Side Hustles: Karen Hartman

Artist and rec department art instructor Karen Hartman turned her love of football into a paying gig. She is a tour guide and game day supervisor at Heinz Field.

First appearing on Merriam-Webster’s “Words We’re Watching” list in 2017, the term “side hustle” has evolved to describe the work that someone does for supplementary income. When it first entered the English language, in the 1950s, it was sometimes used to describe scams, but now it is just a fun way to talk about the money you make on the side, selling cookies, driving for a rideshare app, picking up hours at the shop down the road or training llamas to do stunts in action movies (We don’t know. Maybe someone out there does that). 

We talked with some Lebo residents to hear their stories, and the results were as wide-ranging and unexpected and downright interesting as we could have hoped for. Meet some of the local personalities who are out there hustling and bustling. 

 

Karen Hartman went straight to business school after graduating from Seton LaSalle High School in 1984. She worked simultaneously at BNY Mellon during her transition from community college to Duquesne University, where she studied studio art, art history and French.

“I went with the flow, ‘Let’s work in this business setting!’ and I would find myself drawing or doodling or painting, and then I was like, ‘this is crazy,’” said Hartman. “Art was my passion, and it came through, even though I tried to suppress it with the business.”

Since then, Hartman has enjoyed a successful career as an artist. She took some time off when her three children were young, but as they grew up, she took on more and more work. She taught art at the North Hills Art Center, had her own art studio in the South Side, and was involved in South Arts Pittsburgh. Now, she teaches art at CCAC Allegheny Campus, a position she’s had for several years, and at the Mt. Lebanon Recreation Center. She specifically teaches Art Factory, private lessons and summer camps for the recreation department.

“It’s fun because I get anyone from kindergarten and first grade to 78-year-olds,” said Hartman, a Scott Township resident. “So I have it all in my art career, when it comes to sharing the passion.”

Yet when her kids graduated from high school more than a decade ago, she felt as if something was missing from her life—football. Her son played football and both of her daughters were cheerleaders.

“It was the first year I didn’t have a football season and it felt very strange,” said Hartman. “I had heard that [Heinz Field] wanted tour guides. That was in the spring. Then, when they asked me to do game day, I said ‘yes!’ So I only missed one football season!”

Since then, Hartman has become a game day supervisor, is a tour guide and helps PSSI Stadium LLC at the concerts and other Heinz Field events. It works for her because most of her PSSI job is in the mornings or during the day, giving her time to get ready for her art classes in the evening.
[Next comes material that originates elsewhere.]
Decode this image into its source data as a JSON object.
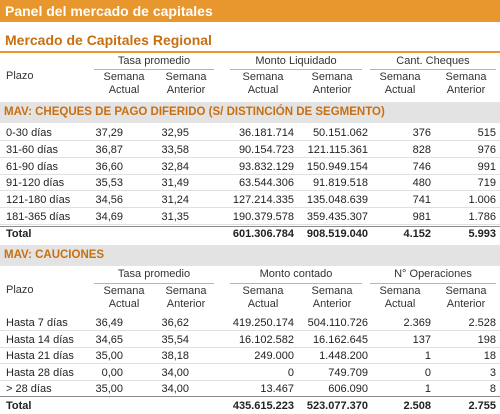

When her colleagues at Heinz Field found out about her artistic abilities, they asked her to paint the logo murals that you can find in the guest service rooms and in other locations around the stadium “with Mr. Rooney’s approval, of course,” said Hartman. These jobs took her several months over the course of two off-seasons to complete, as the porous black concrete walls were difficult to paint.

Hartman was working Top Golf Pittsburgh’s four-day event at Heinz Field in 2018, which was designed to get people excited that the souped-up driving range would be opening in Bridgeville that July, when another side hustle opportunity presented itself. She hit it off with Kevin Craft, Top Golf Pittsburgh’s director of operations, who made it his goal to convince her to join his team part time.

“I told him ‘No, I have too many jobs,’ but at the end of the four days, I was like ‘well maybe…’ So I did, and I’ve been there for three years. I love it,” said Hartman.

Now she’s the shift lead for the guest services department at Top Golf Pittsburgh, which she manages to fit in around her art career and her part-time job at Heinz Field.

“It’s all the same thing between my two side hustles. I just make sure everybody knows they’re going to have a great time,” said Hartman.

Hartman’s advice: “You really have to plan for your vacations or your days off. You have to have discipline, too. But definitely do it, because you get to see a whole different world [compared with] your main job.”